GDPR: Application Password Security in 2018

Security Primer

As we hurtle towards GDPR, more and more of my clients are becoming concerned with data security. This is great news - I've always recommended best practices but come up against resistance occasionally due to the extra amount of time some implementations take - after all, time is money, and to some clients money is more important than security. Thankfully we're all now being forced to consider it more seriously.

I'm no security or cryptographic expert but as part of my job I have to provide secure authentication and storage systems to protect my client's data. As I'm a Microsoft stack guy this is often dealt with by an Active Directory or Federated Identity Server - but on occasion I need to "roll my own" authentication system or heavily modify an existing one.
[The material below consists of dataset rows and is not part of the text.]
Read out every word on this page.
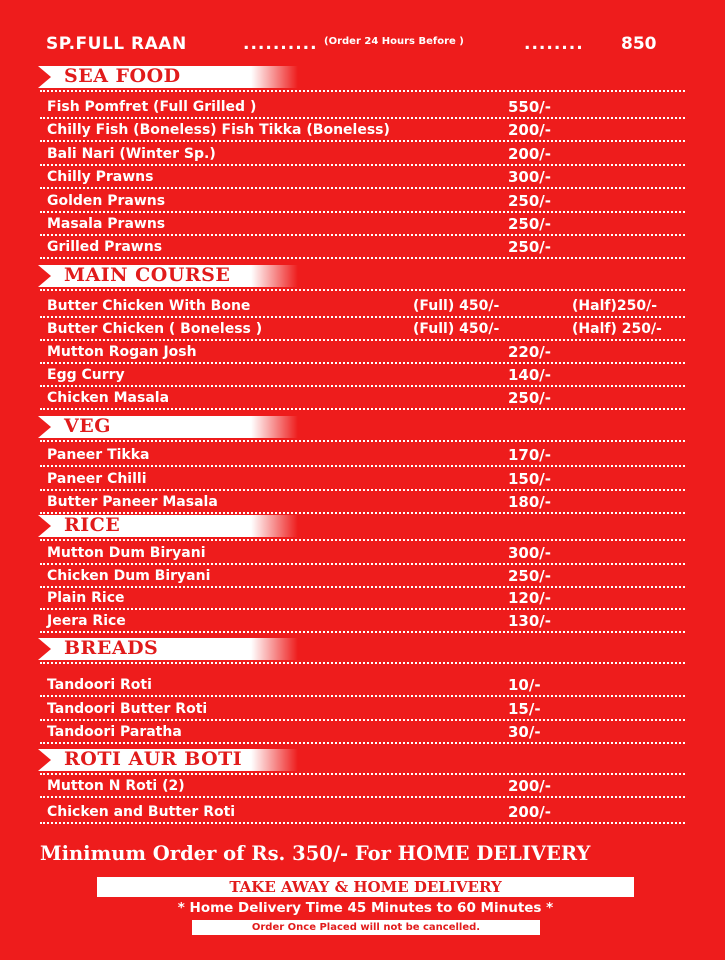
SP.FULL RAAN	.......... (Order 24 Hours Before )	........ 850
SEA FOOD
Fish Pomfret (Full Grilled )	550/-
Chilly Fish (Boneless) Fish Tikka (Boneless)	200/-
Bali Nari (Winter Sp.)	200/-
Chilly Prawns	300/-
Golden Prawns	250/-
Masala Prawns	250/-
Grilled Prawns	250/-
MAIN COURSE
Butter Chicken With Bone	(Full) 450/-	(Half)250/-
Butter Chicken ( Boneless )	(Full) 450/-	(Half) 250/-
Mutton Rogan Josh	220/-
Egg Curry	140/-
Chicken Masala	250/-
VEG
Paneer Tikka	170/-
Paneer Chilli	150/-
Butter Paneer Masala	180/-
RICE
Mutton Dum Biryani	300/-
Chicken Dum Biryani	250/-
Plain Rice	120/-
Jeera Rice	130/-
BREADS
Tandoori Roti	10/-
Tandoori Butter Roti	15/-
Tandoori Paratha	30/-
ROTI AUR BOTI
Mutton N Roti (2)	200/-
Chicken and Butter Roti	200/-
Minimum Order of Rs. 350/- For HOME DELIVERY
TAKE AWAY & HOME DELIVERY
* Home Delivery Time 45 Minutes to 60 Minutes *
Order Once Placed will not be cancelled.
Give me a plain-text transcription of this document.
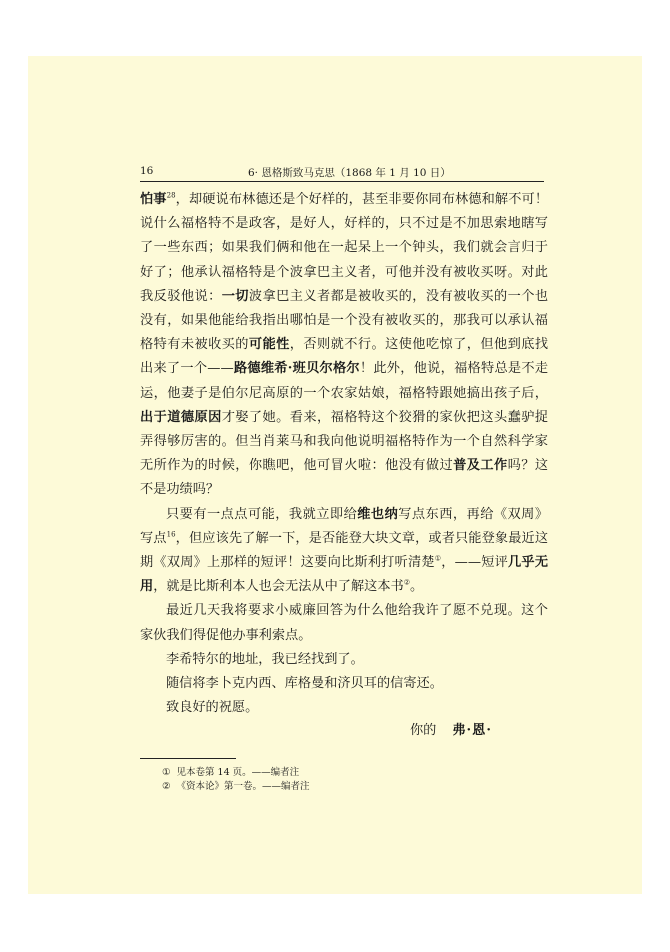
16	6· 恩格斯致马克思（1868 年 1 月 10 日）

怕事$^{28}$，却硬说布林德还是个好样的，甚至非要你同布林德和解不可！说什么福格特不是政客，是好人，好样的，只不过是不加思索地瞎写了一些东西；如果我们俩和他在一起呆上一个钟头，我们就会言归于好了；他承认福格特是个波拿巴主义者，可他并没有被收买呀。对此我反驳他说：一切波拿巴主义者都是被收买的，没有被收买的一个也没有，如果他能给我指出哪怕是一个没有被收买的，那我可以承认福格特有未被收买的可能性，否则就不行。这使他吃惊了，但他到底找出来了一个——路德维希·班贝尔格尔！此外，他说，福格特总是不走运，他妻子是伯尔尼高原的一个农家姑娘，福格特跟她搞出孩子后，出于道德原因才娶了她。看来，福格特这个狡猾的家伙把这头蠢驴捉弄得够厉害的。但当肖莱马和我向他说明福格特作为一个自然科学家无所作为的时候，你瞧吧，他可冒火啦：他没有做过普及工作吗？这不是功绩吗？

只要有一点点可能，我就立即给维也纳写点东西，再给《双周》写点$^{16}$，但应该先了解一下，是否能登大块文章，或者只能登象最近这期《双周》上那样的短评！这要向比斯利打听清楚①，——短评几乎无用，就是比斯利本人也会无法从中了解这本书②。

最近几天我将要求小威廉回答为什么他给我许了愿不兑现。这个家伙我们得促他办事利索点。

李希特尔的地址，我已经找到了。

随信将李卜克内西、库格曼和济贝耳的信寄还。

致良好的祝愿。

你的 弗·恩·
① 见本卷第 14 页。——编者注
② 《资本论》第一卷。——编者注
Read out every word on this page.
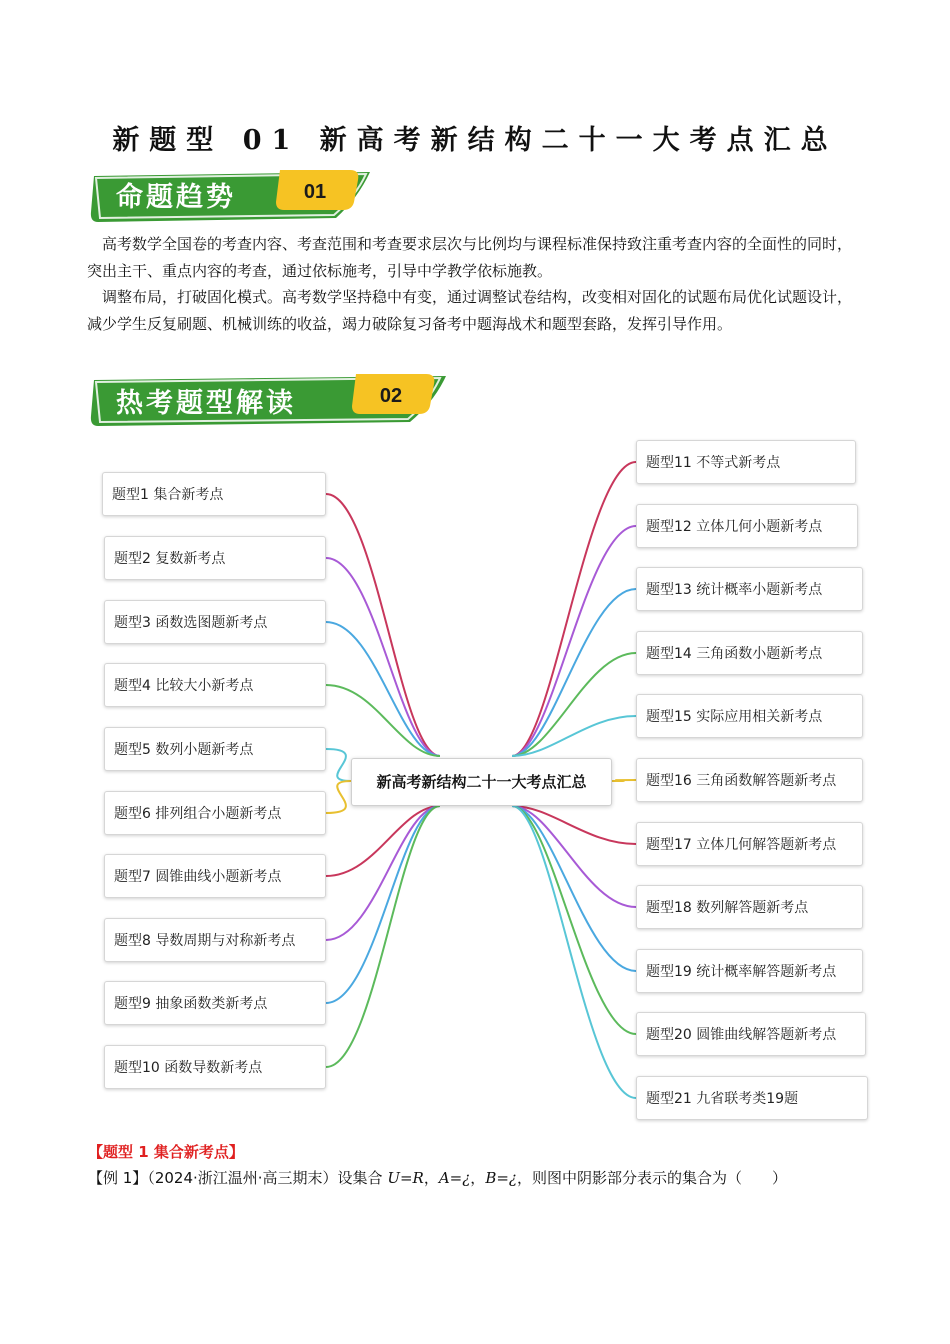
新题型 01 新高考新结构二十一大考点汇总
01
命题趋势
高考数学全国卷的考查内容、考查范围和考查要求层次与比例均与课程标准保持致注重考查内容的全面性的同时，突出主干、重点内容的考查，通过依标施考，引导中学教学依标施教。
调整布局，打破固化模式。高考数学坚持稳中有变，通过调整试卷结构，改变相对固化的试题布局优化试题设计，减少学生反复刷题、机械训练的收益，竭力破除复习备考中题海战术和题型套路，发挥引导作用。
02
热考题型解读
新高考新结构二十一大考点汇总
题型1 集合新考点
题型2 复数新考点
题型3 函数选图题新考点
题型4 比较大小新考点
题型5 数列小题新考点
题型6 排列组合小题新考点
题型7 圆锥曲线小题新考点
题型8 导数周期与对称新考点
题型9 抽象函数类新考点
题型10 函数导数新考点
题型11 不等式新考点
题型12 立体几何小题新考点
题型13 统计概率小题新考点
题型14 三角函数小题新考点
题型15 实际应用相关新考点
题型16 三角函数解答题新考点
题型17 立体几何解答题新考点
题型18 数列解答题新考点
题型19 统计概率解答题新考点
题型20 圆锥曲线解答题新考点
题型21 九省联考类19题
【题型 1 集合新考点】
【例 1】（2024·浙江温州·高三期末）设集合 U=R，A=¿，B=¿，则图中阴影部分表示的集合为（　　）
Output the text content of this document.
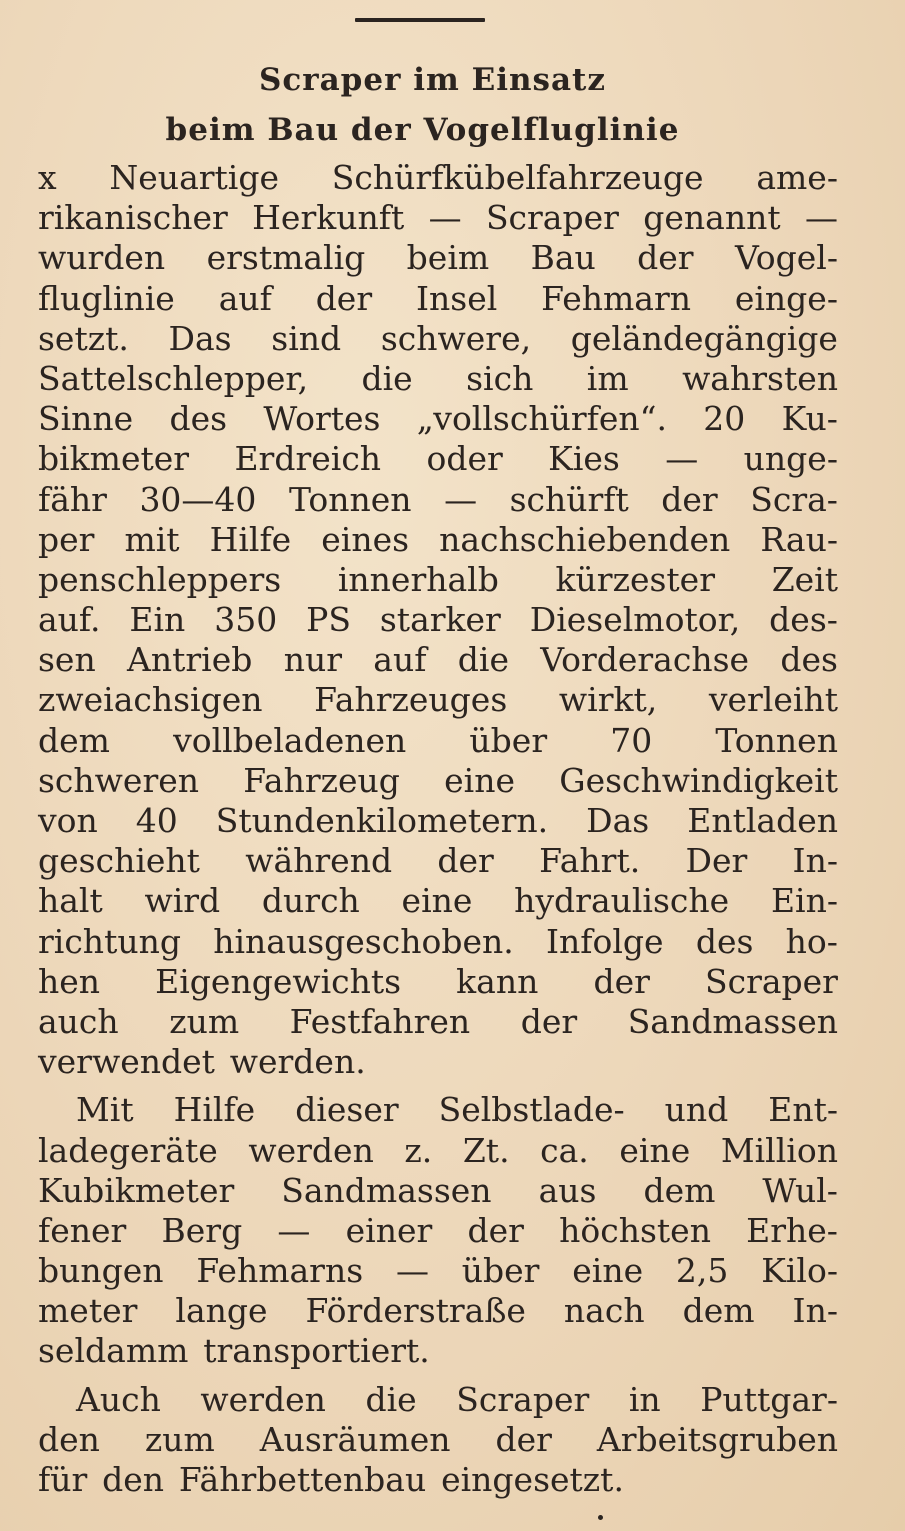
Scraper im Einsatz
beim Bau der Vogelfluglinie
x Neuartige Schürfkübelfahrzeuge ame-
rikanischer Herkunft — Scraper genannt —
wurden erstmalig beim Bau der Vogel-
fluglinie auf der Insel Fehmarn einge-
setzt. Das sind schwere, geländegängige
Sattelschlepper, die sich im wahrsten
Sinne des Wortes „vollschürfen“. 20 Ku-
bikmeter Erdreich oder Kies — unge-
fähr 30—40 Tonnen — schürft der Scra-
per mit Hilfe eines nachschiebenden Rau-
penschleppers innerhalb kürzester Zeit
auf. Ein 350 PS starker Dieselmotor, des-
sen Antrieb nur auf die Vorderachse des
zweiachsigen Fahrzeuges wirkt, verleiht
dem vollbeladenen über 70 Tonnen
schweren Fahrzeug eine Geschwindigkeit
von 40 Stundenkilometern. Das Entladen
geschieht während der Fahrt. Der In-
halt wird durch eine hydraulische Ein-
richtung hinausgeschoben. Infolge des ho-
hen Eigengewichts kann der Scraper
auch zum Festfahren der Sandmassen
verwendet werden.
Mit Hilfe dieser Selbstlade- und Ent-
ladegeräte werden z. Zt. ca. eine Million
Kubikmeter Sandmassen aus dem Wul-
fener Berg — einer der höchsten Erhe-
bungen Fehmarns — über eine 2,5 Kilo-
meter lange Förderstraße nach dem In-
seldamm transportiert.
Auch werden die Scraper in Puttgar-
den zum Ausräumen der Arbeitsgruben
für den Fährbettenbau eingesetzt.
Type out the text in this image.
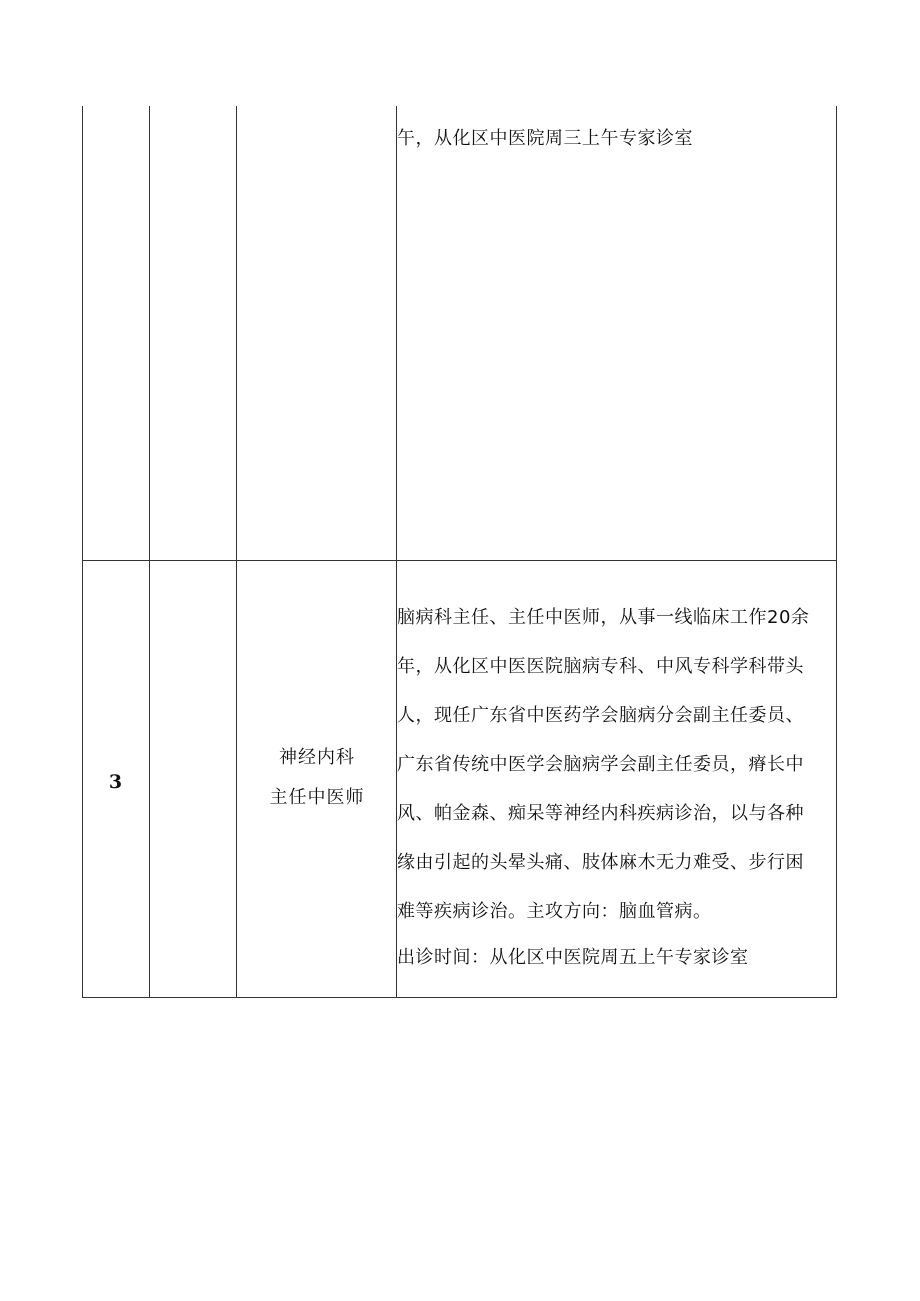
午，从化区中医院周三上午专家诊室
3
神经内科
主任中医师
脑病科主任、主任中医师，从事一线临床工作20余
年，从化区中医医院脑病专科、中风专科学科带头
人，现任广东省中医药学会脑病分会副主任委员、
广东省传统中医学会脑病学会副主任委员，瘠长中
风、帕金森、痴呆等神经内科疾病诊治，以与各种
缘由引起的头晕头痛、肢体麻木无力难受、步行困
难等疾病诊治。主攻方向：脑血管病。
出诊时间：从化区中医院周五上午专家诊室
One client recently asked me about the password hashing I'd put in place for them - I'd implemented SHA-256 with salting, using the same piece of code for about a decade. Its fast, relatively light weight and portable - but unbeknownst to me (until now), is no longer recommended or appropriate for hashing passwords. The client wanted me to implement PBKDF2 as they'd heard it was more secure.

Hashing vs Encryption

Security novices often confuse hashing and encryption. They are both cryptographic concepts but that's where the similarities end; in simple terms, hashing is a one-way operation that takes some data, makes a right old mess of it ("a hash"), and stores it somewhere for future reference. The aim of "hashing" is to make that data unreadable by humans and computers even when they know how it was originally created. The output hash aims to be impossible to reverse engineer, but computationally exact given the same input.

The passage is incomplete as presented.